The Ukraine Security Service released a recording on Thursday of intercepted phone calls in which separatists "purportedly discussed the shootdown, indicating that they were responsible," the Washington Post reports:

“We have just shot down a plane,” says one man on the tape, identified as Igor Bezler, one of the leaders in the pro-Russian separatist movement in eastern Ukraine, at about 4:40 p.m. local time. “It was 100 percent a passenger aircraft,” another man, identified as “Major,” responds later.

“There are lots of corpses of women and children,” another militant says. “They say it’s written Malaysia Airlines on the plane. What was it doing on Ukraine’s territory?”

“That means they were carrying spies,” says another voice, identified as that of Nikolay Kozitsin. “They shouldn’t be [expletive] flying. There is a war going on.”

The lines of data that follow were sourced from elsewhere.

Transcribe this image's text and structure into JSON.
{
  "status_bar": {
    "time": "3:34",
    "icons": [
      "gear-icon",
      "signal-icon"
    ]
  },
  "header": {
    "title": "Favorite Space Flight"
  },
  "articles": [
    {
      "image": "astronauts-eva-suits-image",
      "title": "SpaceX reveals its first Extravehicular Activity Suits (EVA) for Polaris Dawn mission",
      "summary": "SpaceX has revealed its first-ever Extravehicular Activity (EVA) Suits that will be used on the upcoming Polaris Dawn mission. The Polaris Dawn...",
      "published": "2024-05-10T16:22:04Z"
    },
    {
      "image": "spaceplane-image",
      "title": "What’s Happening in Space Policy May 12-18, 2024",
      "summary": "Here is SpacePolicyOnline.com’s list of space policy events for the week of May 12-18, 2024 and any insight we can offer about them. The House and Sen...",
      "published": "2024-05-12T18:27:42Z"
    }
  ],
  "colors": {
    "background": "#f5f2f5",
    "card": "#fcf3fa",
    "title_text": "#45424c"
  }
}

No side — the Ukrainian government, the rebels, or Russia — could have any plausible motives for deliberately shooting down a plane full of innocent, meaning that any takedown was likely have been the result of a disastrous mistake.

U.S. satellites, part of the U.S. Space Based Infrared (SBIR) satellite system, have been focused on the area for some months and are able to detect what sorts of missiles are fired. It has not yet been revealed if these satellites picked up any signatures of the surface-to-air missiles. There are also a number of intelligence assets in the region, and it is likely that the mystery will be solved quickly, launching a massive global response.

"If it transpires that the plane was indeed shot down, we insist that the perpetrators must swiftly be brought to justice," Malaysian Prime Minister Najib Razak told a pre-dawn news conference in Kuala Lumpur.

Editor's Note: This story has been updated to remove language that was used without attribution to Reuters, NBC News, and New York Magazine. We apologize to our readers for this violation of our basic editorial standards. Mic has put in place new mechanisms, including plagiarism detection software, to ensure that this does not happen in the future.